Posted by: Meg at October 24, 2007 9:39 AM

(1) Chris - I said that they were both irresponsible policies, I didn't say they were equivalent.

(2) Aamir. You are playing a shell game.

(a) No they don't, as this site explains: http://www.ottawa.ca/city_hall/one_cent_now/index_en.html

That site doesn't explain anything. And if property taxes don't grow with the economy, I suppose I should object if my assessment is not the same as it was in 1930. Regardless, if the argument is that property taxes are not sufficiently responsible to ebbs and flows in the economy (as opposed to the trend rate), there are certainly ways to reform the property tax to make it more responsive other than bringing in a bad tax.

(b) That the province levies a bad tax does not provide a reasonable justification to encourage the city to get on board. Bad taxes compromise the case for taxation generally. Supporters of public services (I am one) should be the last ones to support bad taxes. The Globe had a good op/ed from the CD Howe institute on the weekend, I think you would enjoy it.

(c) Which has nothing at all to do with municipalities, which is what I'm talking about.

This is disingenuous. Your previous statement was "feds balanced their budget by dumping their responsibilites on the provinces". The Feds balanced the budget through the type of bottom up program review that I am advocating for the city.

(d) "I would dispute this. The province and the feds didn't have the mandate to cut services and so they dumped them on the level below them, and the muncipalities were the ones left holding the ball for services Canadians want and the two senior governments were unwilling to pay for."

This is nonsensical. The Feds had a broad mandate to do a program review and they did just that. The Harris Tories had two consecutive majorities on a platform that screamed "cut services".

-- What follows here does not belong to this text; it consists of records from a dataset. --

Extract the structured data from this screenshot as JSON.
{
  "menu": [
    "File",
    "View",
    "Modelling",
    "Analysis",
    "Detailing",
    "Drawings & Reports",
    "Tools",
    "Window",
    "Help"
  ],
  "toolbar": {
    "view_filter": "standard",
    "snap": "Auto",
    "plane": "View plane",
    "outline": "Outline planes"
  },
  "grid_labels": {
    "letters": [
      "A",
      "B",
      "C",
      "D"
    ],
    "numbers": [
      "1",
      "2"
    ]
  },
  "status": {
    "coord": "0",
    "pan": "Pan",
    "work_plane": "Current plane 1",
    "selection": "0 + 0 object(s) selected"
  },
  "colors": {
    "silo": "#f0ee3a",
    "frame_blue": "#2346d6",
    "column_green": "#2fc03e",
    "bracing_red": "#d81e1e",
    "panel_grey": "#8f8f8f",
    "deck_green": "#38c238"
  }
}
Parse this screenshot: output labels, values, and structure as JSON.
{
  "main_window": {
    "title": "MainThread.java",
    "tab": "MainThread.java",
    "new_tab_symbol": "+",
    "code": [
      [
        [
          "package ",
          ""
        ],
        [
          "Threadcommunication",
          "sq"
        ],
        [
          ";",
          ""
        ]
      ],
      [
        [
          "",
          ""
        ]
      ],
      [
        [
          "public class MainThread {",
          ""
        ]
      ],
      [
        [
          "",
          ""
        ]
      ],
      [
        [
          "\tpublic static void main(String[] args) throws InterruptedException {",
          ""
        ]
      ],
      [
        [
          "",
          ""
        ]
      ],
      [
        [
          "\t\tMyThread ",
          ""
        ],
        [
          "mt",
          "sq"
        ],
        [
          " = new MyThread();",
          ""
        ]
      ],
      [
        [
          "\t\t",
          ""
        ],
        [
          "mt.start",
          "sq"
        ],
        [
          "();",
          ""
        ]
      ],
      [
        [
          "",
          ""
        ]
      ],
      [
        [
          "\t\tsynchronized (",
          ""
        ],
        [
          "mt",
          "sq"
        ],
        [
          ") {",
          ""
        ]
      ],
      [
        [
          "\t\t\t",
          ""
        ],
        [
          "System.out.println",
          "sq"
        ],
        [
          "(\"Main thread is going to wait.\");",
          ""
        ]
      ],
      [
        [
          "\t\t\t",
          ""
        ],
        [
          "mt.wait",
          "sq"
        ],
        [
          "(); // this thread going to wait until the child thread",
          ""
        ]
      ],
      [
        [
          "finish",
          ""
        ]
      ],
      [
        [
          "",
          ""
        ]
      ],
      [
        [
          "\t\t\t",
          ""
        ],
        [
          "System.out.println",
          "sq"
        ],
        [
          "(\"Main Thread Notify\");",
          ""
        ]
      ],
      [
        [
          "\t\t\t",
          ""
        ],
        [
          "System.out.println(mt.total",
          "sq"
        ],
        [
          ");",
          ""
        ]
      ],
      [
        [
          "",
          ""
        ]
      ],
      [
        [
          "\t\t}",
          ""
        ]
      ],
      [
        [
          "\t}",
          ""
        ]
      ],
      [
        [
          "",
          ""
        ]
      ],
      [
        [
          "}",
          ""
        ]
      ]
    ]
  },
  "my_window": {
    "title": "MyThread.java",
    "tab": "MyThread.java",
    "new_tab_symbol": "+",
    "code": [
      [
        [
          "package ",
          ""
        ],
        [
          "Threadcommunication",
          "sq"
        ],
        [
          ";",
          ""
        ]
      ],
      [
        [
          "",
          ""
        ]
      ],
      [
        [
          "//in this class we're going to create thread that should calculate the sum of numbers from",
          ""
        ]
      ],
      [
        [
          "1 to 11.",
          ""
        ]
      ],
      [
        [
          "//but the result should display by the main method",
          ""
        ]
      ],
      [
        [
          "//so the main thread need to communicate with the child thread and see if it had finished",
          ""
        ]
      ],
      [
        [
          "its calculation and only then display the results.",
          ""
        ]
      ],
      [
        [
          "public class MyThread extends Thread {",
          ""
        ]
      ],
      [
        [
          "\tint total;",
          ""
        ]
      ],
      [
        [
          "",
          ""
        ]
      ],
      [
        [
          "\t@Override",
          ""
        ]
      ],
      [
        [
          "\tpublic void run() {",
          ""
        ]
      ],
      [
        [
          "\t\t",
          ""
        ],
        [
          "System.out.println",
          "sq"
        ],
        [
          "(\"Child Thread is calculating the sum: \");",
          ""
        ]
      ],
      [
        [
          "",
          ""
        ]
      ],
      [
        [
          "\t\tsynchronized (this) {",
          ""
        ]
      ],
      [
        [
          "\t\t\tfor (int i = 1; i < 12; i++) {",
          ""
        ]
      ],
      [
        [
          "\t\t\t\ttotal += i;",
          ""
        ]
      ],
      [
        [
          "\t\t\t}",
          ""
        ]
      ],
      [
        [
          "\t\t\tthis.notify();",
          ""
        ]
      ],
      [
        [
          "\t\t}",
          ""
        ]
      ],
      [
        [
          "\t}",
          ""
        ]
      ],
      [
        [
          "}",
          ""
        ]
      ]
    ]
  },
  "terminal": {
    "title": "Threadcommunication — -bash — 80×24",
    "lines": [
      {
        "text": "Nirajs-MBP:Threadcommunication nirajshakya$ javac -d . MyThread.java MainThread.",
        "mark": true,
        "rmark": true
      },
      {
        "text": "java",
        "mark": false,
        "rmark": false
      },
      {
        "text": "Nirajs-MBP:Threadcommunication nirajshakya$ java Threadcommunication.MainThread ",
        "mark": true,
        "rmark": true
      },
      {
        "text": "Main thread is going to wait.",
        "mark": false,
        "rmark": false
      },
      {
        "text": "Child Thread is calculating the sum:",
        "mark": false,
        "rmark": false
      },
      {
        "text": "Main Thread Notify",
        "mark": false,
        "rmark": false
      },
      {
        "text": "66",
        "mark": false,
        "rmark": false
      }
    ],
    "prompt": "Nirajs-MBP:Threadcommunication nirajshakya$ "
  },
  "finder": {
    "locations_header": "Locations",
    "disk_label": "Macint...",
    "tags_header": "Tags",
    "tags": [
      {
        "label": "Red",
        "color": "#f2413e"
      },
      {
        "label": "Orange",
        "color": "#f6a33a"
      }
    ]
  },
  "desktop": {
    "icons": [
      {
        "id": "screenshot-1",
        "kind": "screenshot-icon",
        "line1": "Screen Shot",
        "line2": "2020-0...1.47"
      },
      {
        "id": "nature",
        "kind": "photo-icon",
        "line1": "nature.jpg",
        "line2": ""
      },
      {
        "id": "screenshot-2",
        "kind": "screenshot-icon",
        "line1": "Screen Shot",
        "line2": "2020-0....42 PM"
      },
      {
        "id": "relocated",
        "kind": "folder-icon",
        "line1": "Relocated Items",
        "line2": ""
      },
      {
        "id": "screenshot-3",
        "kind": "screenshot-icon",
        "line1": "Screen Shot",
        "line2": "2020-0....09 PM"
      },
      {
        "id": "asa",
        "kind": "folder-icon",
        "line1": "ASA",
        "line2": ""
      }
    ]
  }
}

(e) "I wasn't talking about taxes, I was talking about *services*, and the fact that most of the councillors who delayed the taxes also attacked Miller for cutting services speaks volumes about what those councillors know supporting reduced services would do to their re-election prospects."

My point was that our charlatan Mayor's targeting of high profile services was exactly to put these councillors (and the public) in a bind. It was an abuse of office, as far as I am concerned.

(f) The charge that Toronto has a lot of fat to cut blows my mind. The TTC is an extremely efficient organisation and gets the least amount of tax support of any similar municipal transit system:

Toronto does not equal the TTC. Neither of us have seen the city's books, but I gave you a few examples of waste and incompetence and I am certain there are more. Spending has skyrocketed under this Mayor and shows no sign of abatement.

(g)"All municipal taxes go towards all municipal spending plans." These don't. They go into the budget hole created by our spendthrift mayor.


Posted by: x_the_x at October 24, 2007 9:56 AM

"Spending has skyrocketed under this Mayor"

God. Has everyone forgotten the MFP leasing scandal already? All these dingbat councillors like Ootes, Ford and Minnam-Wong were cheerfully oblivious to all manner of financial tomfoolery under Lastman. Now all of a sudden we're supposed to believe they're the careful stewards of Toronto's finances.